The African spoonbill (Platalea alba) is a long-legged wading bird. The African spoonbill is almost unmistakable through most of its range. The breeding bird is all white except for its red legs and face and long grey spatulate bill. It has no crest, unlike the common spoonbill. Immature birds lack the red face and have a yellow bill. Unlike herons, spoonbills fly with their necks outstretched.
Habitat and Distribution
It lives in marshy wetlands with some open shallow water. The species is widespread across Africa and Madagascar, including Botswana, Kenya, Mozambique, Namibia, South Africa, and Zimbabwe.
The African spoonbill feeds in shallow water, and fishes for various fish, molluscs, amphibians, crustaceans, insects and larvae. The animal uses its open bill to catch foods by swinging it from side-to-side in the water, which catches foods in its mouth.

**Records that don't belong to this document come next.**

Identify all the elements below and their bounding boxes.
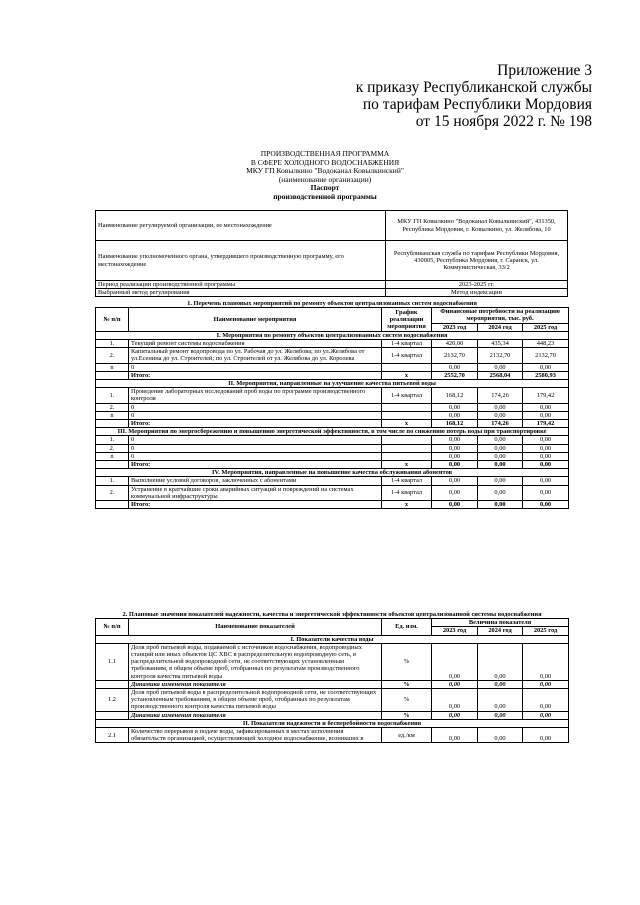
cell: Итого: xyxy=(129,461,382,469)
cell: 0,00 xyxy=(478,444,523,452)
table-title: 2. Плановые значения показателей надежности, качества и энергетической эффективности объектов централизованной системы водоснабжения xyxy=(122,611,542,618)
dynamics-row xyxy=(96,680,569,688)
cell: x xyxy=(382,371,432,379)
cell: 0 xyxy=(129,452,382,460)
cell: 174,26 xyxy=(478,420,523,428)
cell: 2580,93 xyxy=(523,371,569,379)
table-row xyxy=(96,728,569,743)
table-row xyxy=(96,340,569,348)
column-header: 2025 год xyxy=(523,323,569,331)
organization-name: МКУ ГП Ковылкино "Водоканал Ковылкинский" xyxy=(246,166,404,175)
organization-caption: (наименование организации) xyxy=(278,174,372,184)
cell: 174,26 xyxy=(478,388,523,403)
cell: 0,00 xyxy=(523,728,569,743)
cell: 0,00 xyxy=(523,444,569,452)
cell: x xyxy=(382,461,432,469)
cell: 0,00 xyxy=(432,411,478,419)
cell: 179,42 xyxy=(523,388,569,403)
passport-label: Период реализации производственной программы xyxy=(96,281,386,289)
cell: n xyxy=(96,411,129,419)
cell: 0,00 xyxy=(432,485,478,500)
cell: 0,00 xyxy=(478,363,523,371)
cell: ед./км xyxy=(382,728,432,743)
appendix-line: по тарифам Республики Мордовия xyxy=(362,96,592,113)
cell: 0,00 xyxy=(523,461,569,469)
cell: 2. xyxy=(96,485,129,500)
appendix-line: к приказу Республиканской службы xyxy=(355,79,592,96)
column-header: 2025 год xyxy=(523,627,569,635)
cell: 0,00 xyxy=(478,436,523,444)
program-header xyxy=(95,150,555,201)
table-row xyxy=(96,348,569,363)
table-row xyxy=(96,363,569,371)
cell: 0,00 xyxy=(478,689,523,712)
cell: Динамика изменения показателя xyxy=(129,680,382,688)
appendix-block xyxy=(0,62,640,130)
cell: 0,00 xyxy=(523,643,569,680)
cell: 1. xyxy=(96,388,129,403)
total-row xyxy=(96,420,569,428)
cell: 0 xyxy=(129,403,382,411)
table-row xyxy=(96,485,569,500)
cell: Доля проб питьевой воды в распределительной водопроводной сети, не соответствующих установленным требованиям, в общем объеме проб, отобранных по результатам производственного контроля качества питьевой воды xyxy=(129,689,382,712)
column-header: Ед. изм. xyxy=(382,619,432,635)
cell: 0,00 xyxy=(523,711,569,719)
column-header: График реализации мероприятия xyxy=(382,308,432,332)
cell: x xyxy=(382,420,432,428)
cell: 0,00 xyxy=(478,452,523,460)
cell: n xyxy=(96,452,129,460)
table-row xyxy=(96,689,569,712)
cell: 0,00 xyxy=(523,680,569,688)
cell: 2132,70 xyxy=(432,348,478,363)
table-header-row xyxy=(96,619,569,627)
cell xyxy=(382,444,432,452)
cell: 0,00 xyxy=(478,485,523,500)
column-header: 2023 год xyxy=(432,627,478,635)
cell: Итого: xyxy=(129,371,382,379)
total-row xyxy=(96,461,569,469)
total-row xyxy=(96,371,569,379)
indicators-table xyxy=(95,611,569,743)
cell: 0,00 xyxy=(523,436,569,444)
cell: 1-4 квартал xyxy=(382,388,432,403)
section-heading: III. Мероприятия по энергосбережению и повышению энергетической эффективности, в том числе по снижению потерь воды при транспортировке xyxy=(96,428,569,436)
table-row xyxy=(96,211,568,241)
table-row xyxy=(96,643,569,680)
passport-label: Наименование уполномоченного органа, утвердившего производственную программу, его местонахождение xyxy=(96,241,386,281)
cell: 1-4 квартал xyxy=(382,348,432,363)
column-header: № п/п xyxy=(96,619,129,635)
passport-value: 2023-2025 гг. xyxy=(386,281,568,289)
cell: Выполнение условий договоров, заключенных с абонентами xyxy=(129,477,382,485)
cell: 0,00 xyxy=(478,728,523,743)
cell: 0,00 xyxy=(478,501,523,509)
table-header-row xyxy=(96,308,569,323)
cell: 1.2 xyxy=(96,689,129,712)
appendix-line: от 15 ноября 2022 г. № 198 xyxy=(415,113,592,130)
cell: 2132,70 xyxy=(523,348,569,363)
cell: 420,00 xyxy=(432,340,478,348)
table-row xyxy=(96,241,568,281)
column-header: 2023 год xyxy=(432,323,478,331)
cell: 0,00 xyxy=(432,444,478,452)
cell: 2.1 xyxy=(96,728,129,743)
table-row xyxy=(96,444,569,452)
cell: 0,00 xyxy=(432,477,478,485)
cell: 0,00 xyxy=(523,403,569,411)
cell: % xyxy=(382,689,432,712)
section-heading: I. Мероприятия по ремонту объектов централизованных систем водоснабжения xyxy=(96,331,569,339)
section-heading: I. Показатели качества воды xyxy=(96,635,569,643)
cell: 1.1 xyxy=(96,643,129,680)
cell: Капитальный ремонт водопровода по ул. Рабочая до ул. Желябова; по ул.Желябова от ул.Есенина до ул. Строителей; по ул. Строителей от ул. Желябова до ул. Королева xyxy=(129,348,382,363)
program-subtitle: В СФЕРЕ ХОЛОДНОГО ВОДОСНАБЖЕНИЯ xyxy=(250,157,400,167)
repair-measures-table xyxy=(95,300,569,509)
cell: 0,00 xyxy=(478,403,523,411)
passport-label: Выбранный метод регулирования xyxy=(96,289,386,297)
passport-value: Метод индексации xyxy=(386,289,568,297)
total-row xyxy=(96,501,569,509)
cell: 2568,04 xyxy=(478,371,523,379)
column-header: Финансовые потребности на реализацию мероприятия, тыс. руб. xyxy=(432,308,569,323)
cell: 0 xyxy=(129,444,382,452)
cell: 0,00 xyxy=(432,689,478,712)
table-row xyxy=(96,436,569,444)
cell: 1. xyxy=(96,477,129,485)
cell xyxy=(382,363,432,371)
cell: 0,00 xyxy=(523,501,569,509)
cell: 0,00 xyxy=(432,643,478,680)
cell: % xyxy=(382,711,432,719)
table-row xyxy=(96,477,569,485)
cell: 2132,70 xyxy=(478,348,523,363)
cell: 168,12 xyxy=(432,388,478,403)
cell: 0,00 xyxy=(478,477,523,485)
cell: 2. xyxy=(96,348,129,363)
cell xyxy=(382,403,432,411)
cell: 0,00 xyxy=(432,501,478,509)
cell: 1-4 квартал xyxy=(382,340,432,348)
passport-value: МКУ ГП Ковылкино "Водоканал Ковылкинский", 431350, Республика Мордовия, г. Ковылкино, ул. Желябова, 10 xyxy=(386,211,568,241)
cell: 0,00 xyxy=(523,411,569,419)
cell: 0 xyxy=(129,411,382,419)
cell: Доля проб питьевой воды, подаваемой с источников водоснабжения, водопроводных станций или иных объектов ЦС ХВС в распределительную водопроводную сеть, в распределительной водопроводной сети, не соответствующих установленным требованиям, в общем объеме проб, отобранных по результатам производственного контроля качества питьевой воды xyxy=(129,643,382,680)
cell: 435,34 xyxy=(478,340,523,348)
cell: 0 xyxy=(129,363,382,371)
column-header: Величина показателя xyxy=(432,619,569,627)
table-row xyxy=(96,281,568,289)
cell: x xyxy=(382,501,432,509)
cell: Итого: xyxy=(129,501,382,509)
passport-subtitle: производственной программы xyxy=(273,191,377,201)
column-header: 2024 год xyxy=(478,627,523,635)
cell xyxy=(382,452,432,460)
passport-title: Паспорт xyxy=(310,183,340,192)
section-heading: II. Показатели надежности и бесперебойности водоснабжения xyxy=(96,719,569,727)
cell: Проведение лабораторных исследований проб воды по программе производственного контроля xyxy=(129,388,382,403)
cell: 1. xyxy=(96,436,129,444)
column-header: Наименование показателей xyxy=(129,619,382,635)
passport-table xyxy=(95,210,568,297)
cell: Количество перерывов в подаче воды, зафиксированных в местах исполнения обязательств организацией, осуществляющей холодное водоснабжение, возникших в xyxy=(129,728,382,743)
cell: 0,00 xyxy=(432,680,478,688)
cell: Динамика изменения показателя xyxy=(129,711,382,719)
column-header: Наименование мероприятия xyxy=(129,308,382,332)
column-header: № п/п xyxy=(96,308,129,332)
cell: 0,00 xyxy=(432,452,478,460)
table-row xyxy=(96,411,569,419)
cell: 0,00 xyxy=(523,689,569,712)
cell: 0,00 xyxy=(523,452,569,460)
passport-label: Наименование регулируемой организации, ее местонахождение xyxy=(96,211,386,241)
cell: Текущий ремонт системы водоснабжения xyxy=(129,340,382,348)
table-row xyxy=(96,452,569,460)
cell: 0,00 xyxy=(432,711,478,719)
passport-value: Республиканская служба по тарифам Республики Мордовия, 430005, Республика Мордовия, г. Саранск, ул. Коммунистическая, 33/2 xyxy=(386,241,568,281)
program-title: ПРОИЗВОДСТВЕННАЯ ПРОГРАММА xyxy=(260,149,390,158)
cell: % xyxy=(382,643,432,680)
cell: Итого: xyxy=(129,420,382,428)
cell: 0,00 xyxy=(432,403,478,411)
appendix-line: Приложение 3 xyxy=(497,62,592,79)
cell: 1. xyxy=(96,340,129,348)
cell: 0,00 xyxy=(478,643,523,680)
cell: 2552,70 xyxy=(432,371,478,379)
table-row xyxy=(96,403,569,411)
cell: 179,42 xyxy=(523,420,569,428)
cell: Устранение в кратчайшие сроки аварийных ситуаций и повреждений на системах коммунальной инфраструктуры xyxy=(129,485,382,500)
cell: 168,12 xyxy=(432,420,478,428)
cell: 0 xyxy=(129,436,382,444)
table-row xyxy=(96,388,569,403)
cell: 0,00 xyxy=(432,363,478,371)
cell: 2. xyxy=(96,444,129,452)
cell xyxy=(382,411,432,419)
table-title: 1. Перечень плановых мероприятий по ремонту объектов централизованных систем водоснабжения xyxy=(187,300,477,307)
section-heading: IV. Мероприятия, направленные на повышение качества обслуживания абонентов xyxy=(96,469,569,477)
cell: 0,00 xyxy=(432,436,478,444)
section-heading: II. Мероприятия, направленные на улучшение качества питьевой воды xyxy=(96,380,569,388)
cell: % xyxy=(382,680,432,688)
cell: 0,00 xyxy=(523,485,569,500)
cell xyxy=(382,436,432,444)
cell: 0,00 xyxy=(523,477,569,485)
table-row xyxy=(96,289,568,297)
column-header: 2024 год xyxy=(478,323,523,331)
cell: n xyxy=(96,363,129,371)
cell: 1-4 квартал xyxy=(382,485,432,500)
cell: 2. xyxy=(96,403,129,411)
cell: 0,00 xyxy=(432,461,478,469)
cell: 0,00 xyxy=(523,363,569,371)
cell: 1-4 квартал xyxy=(382,477,432,485)
dynamics-row xyxy=(96,711,569,719)
cell: 448,23 xyxy=(523,340,569,348)
cell: 0,00 xyxy=(432,728,478,743)
cell: 0,00 xyxy=(478,711,523,719)
cell: 0,00 xyxy=(478,461,523,469)
cell: 0,00 xyxy=(478,680,523,688)
cell: 0,00 xyxy=(478,411,523,419)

Nests in colonies in trees or reedbeds. The African spoonbill begins breeding in the winter, which lasts until spring. The spoonbill's nest, generally located in trees above water, is built from sticks and reeds and lined with leaves. Three to five eggs are laid by the female birds, usually during the months of April or May. The eggs are incubated by both parents for up to 29 days, and upon hatching the young birds are cared for by both parents for around 20 to 30 days. The birds are ready to leave the nest soon afterward, and begin flying after another four weeks.